The TR24 cyclotron took nearly 18 months to build. The logistics of the operation and equipment used to move the cyclotron from the flatbed trailer to its final location in the basement vault were impressive. First, the crane lifted the cyclotron from the flatbed trailer and placed it on a custom fabricated steel frame on a platform. The platform extends over the limestone sill and into the building and continues until the hole in the floor. Electronic rollers moved the custom frame and cyclotron into the building where four mobile hydraulic gantries are connected to the cyclotron. The gantries lifted the cyclotron off the platform and rolled it on tracks until the cyclotron was over the hole. Then the cyclotron was lowered onto four gantries in the basement and the machine is lowered into the basement. While the gantries in the basement support the load, the chains used to lower the cyclotron were reset so it could be completely lowered to the basement floor. Once on the floor, small rollers with hydraulic jacks were used to put it in its final position.

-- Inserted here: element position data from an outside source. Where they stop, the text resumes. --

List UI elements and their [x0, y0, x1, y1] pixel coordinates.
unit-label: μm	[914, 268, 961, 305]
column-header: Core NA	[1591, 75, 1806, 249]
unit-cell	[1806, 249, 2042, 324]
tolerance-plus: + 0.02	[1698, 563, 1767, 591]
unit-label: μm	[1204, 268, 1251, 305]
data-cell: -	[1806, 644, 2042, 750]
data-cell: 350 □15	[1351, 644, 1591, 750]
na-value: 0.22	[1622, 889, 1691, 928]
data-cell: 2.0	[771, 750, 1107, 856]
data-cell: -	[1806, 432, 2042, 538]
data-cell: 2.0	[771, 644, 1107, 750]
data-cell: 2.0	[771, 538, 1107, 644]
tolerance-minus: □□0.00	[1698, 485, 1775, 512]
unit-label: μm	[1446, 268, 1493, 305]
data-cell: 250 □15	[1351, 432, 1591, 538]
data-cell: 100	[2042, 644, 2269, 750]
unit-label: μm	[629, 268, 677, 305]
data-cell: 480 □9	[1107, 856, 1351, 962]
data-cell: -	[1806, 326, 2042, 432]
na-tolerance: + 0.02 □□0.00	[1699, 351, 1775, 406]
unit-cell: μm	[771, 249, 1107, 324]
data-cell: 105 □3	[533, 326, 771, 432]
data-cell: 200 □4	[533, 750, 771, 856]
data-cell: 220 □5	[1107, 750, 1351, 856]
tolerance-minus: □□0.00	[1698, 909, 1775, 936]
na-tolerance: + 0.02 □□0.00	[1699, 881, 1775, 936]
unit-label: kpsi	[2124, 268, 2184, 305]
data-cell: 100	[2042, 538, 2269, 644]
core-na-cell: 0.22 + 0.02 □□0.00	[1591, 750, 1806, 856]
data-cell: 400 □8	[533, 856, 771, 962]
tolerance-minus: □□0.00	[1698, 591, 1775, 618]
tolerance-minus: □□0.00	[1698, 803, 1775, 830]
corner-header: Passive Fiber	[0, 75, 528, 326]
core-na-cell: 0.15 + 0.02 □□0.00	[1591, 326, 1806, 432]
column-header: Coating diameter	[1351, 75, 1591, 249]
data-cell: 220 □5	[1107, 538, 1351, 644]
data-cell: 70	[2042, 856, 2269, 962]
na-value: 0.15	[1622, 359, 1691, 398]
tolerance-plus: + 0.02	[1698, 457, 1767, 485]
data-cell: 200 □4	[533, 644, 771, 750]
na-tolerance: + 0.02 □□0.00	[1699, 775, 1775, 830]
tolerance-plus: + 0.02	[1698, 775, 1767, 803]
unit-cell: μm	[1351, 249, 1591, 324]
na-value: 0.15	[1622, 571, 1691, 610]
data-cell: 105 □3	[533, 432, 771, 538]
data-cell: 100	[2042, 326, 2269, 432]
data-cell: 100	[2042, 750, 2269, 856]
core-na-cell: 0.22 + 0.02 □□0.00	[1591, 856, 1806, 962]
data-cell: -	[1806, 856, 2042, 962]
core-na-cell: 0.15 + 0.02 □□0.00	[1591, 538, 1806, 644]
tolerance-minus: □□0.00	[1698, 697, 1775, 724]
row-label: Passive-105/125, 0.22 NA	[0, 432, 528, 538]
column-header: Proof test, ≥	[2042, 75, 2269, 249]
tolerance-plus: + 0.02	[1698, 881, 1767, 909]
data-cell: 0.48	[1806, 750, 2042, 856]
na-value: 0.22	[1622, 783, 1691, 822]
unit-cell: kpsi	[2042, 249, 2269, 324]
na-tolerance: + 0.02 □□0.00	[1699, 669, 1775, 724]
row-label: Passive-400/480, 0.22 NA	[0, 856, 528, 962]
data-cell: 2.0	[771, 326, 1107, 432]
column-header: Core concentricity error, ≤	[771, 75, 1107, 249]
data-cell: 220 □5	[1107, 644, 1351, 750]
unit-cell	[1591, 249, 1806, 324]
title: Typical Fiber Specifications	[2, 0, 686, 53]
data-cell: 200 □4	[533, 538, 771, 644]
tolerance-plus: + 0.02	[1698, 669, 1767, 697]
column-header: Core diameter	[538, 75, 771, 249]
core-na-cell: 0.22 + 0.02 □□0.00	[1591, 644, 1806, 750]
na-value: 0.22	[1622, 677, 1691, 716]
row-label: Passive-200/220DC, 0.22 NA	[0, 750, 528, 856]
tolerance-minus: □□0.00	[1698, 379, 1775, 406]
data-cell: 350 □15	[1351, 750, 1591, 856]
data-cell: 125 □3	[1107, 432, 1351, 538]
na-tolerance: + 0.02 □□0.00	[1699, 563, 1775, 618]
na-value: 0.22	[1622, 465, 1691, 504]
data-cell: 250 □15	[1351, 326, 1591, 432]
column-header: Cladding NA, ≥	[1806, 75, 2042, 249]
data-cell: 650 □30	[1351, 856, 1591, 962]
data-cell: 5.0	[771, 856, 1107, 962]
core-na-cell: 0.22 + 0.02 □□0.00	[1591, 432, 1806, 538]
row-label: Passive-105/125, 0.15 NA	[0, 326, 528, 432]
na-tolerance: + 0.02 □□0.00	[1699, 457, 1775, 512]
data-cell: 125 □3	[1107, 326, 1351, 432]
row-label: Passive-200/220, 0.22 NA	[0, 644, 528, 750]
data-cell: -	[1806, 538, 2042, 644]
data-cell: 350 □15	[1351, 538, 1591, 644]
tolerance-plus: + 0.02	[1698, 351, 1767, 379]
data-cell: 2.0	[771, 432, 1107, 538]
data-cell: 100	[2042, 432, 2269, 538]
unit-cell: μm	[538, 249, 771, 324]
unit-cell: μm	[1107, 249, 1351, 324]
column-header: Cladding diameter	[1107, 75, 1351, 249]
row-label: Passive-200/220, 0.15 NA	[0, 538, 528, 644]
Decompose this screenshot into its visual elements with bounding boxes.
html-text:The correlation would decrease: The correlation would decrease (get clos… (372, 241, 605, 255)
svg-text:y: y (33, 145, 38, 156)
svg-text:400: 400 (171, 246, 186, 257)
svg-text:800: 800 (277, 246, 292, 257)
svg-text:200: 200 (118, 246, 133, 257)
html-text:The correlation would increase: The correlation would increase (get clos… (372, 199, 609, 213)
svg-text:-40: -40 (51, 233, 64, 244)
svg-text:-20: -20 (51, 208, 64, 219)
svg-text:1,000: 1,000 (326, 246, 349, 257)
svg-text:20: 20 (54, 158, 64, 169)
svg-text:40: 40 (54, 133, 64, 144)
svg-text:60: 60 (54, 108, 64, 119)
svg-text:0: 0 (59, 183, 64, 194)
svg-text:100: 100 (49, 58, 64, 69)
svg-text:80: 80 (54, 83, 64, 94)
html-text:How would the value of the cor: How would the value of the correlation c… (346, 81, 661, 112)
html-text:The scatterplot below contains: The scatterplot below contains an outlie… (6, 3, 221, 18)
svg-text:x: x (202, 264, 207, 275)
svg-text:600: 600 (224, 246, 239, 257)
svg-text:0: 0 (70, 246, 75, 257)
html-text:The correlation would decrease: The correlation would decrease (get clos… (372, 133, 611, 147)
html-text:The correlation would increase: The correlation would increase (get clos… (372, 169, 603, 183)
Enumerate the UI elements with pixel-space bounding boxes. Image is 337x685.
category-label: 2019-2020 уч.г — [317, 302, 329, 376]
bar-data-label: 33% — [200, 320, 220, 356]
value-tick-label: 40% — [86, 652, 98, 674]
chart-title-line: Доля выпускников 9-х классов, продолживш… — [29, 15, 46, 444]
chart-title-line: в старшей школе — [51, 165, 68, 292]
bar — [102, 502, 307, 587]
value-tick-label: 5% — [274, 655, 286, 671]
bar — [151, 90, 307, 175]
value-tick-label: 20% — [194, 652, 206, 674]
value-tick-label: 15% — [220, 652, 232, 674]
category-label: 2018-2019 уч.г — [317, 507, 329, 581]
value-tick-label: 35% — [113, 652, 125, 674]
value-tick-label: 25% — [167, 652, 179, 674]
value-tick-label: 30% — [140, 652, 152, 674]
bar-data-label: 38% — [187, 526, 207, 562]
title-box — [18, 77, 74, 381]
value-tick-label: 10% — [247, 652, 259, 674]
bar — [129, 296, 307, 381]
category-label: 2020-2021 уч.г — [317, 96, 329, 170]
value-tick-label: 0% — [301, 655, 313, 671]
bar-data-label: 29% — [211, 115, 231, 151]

Now that the cyclotron is in place, renovations to the main lobby of the Wallace Tumor Institute can be finished. The two-story lobby opens to a new glass façade at street level and brings visitors up an open staircase to the Level 2 connections to the hospitals. The open experience continues vertically as an atrium surrounded by offices and break areas on the upper floors, providing a much needed sense of place, with laboratories on the perimeter.
The project was completed with our associated architect Williams Blackstock Architects of Birmingham, AL. The grand opening of the Cancer Institute is planned for June and the University plans for the cyclotron to be operational in August.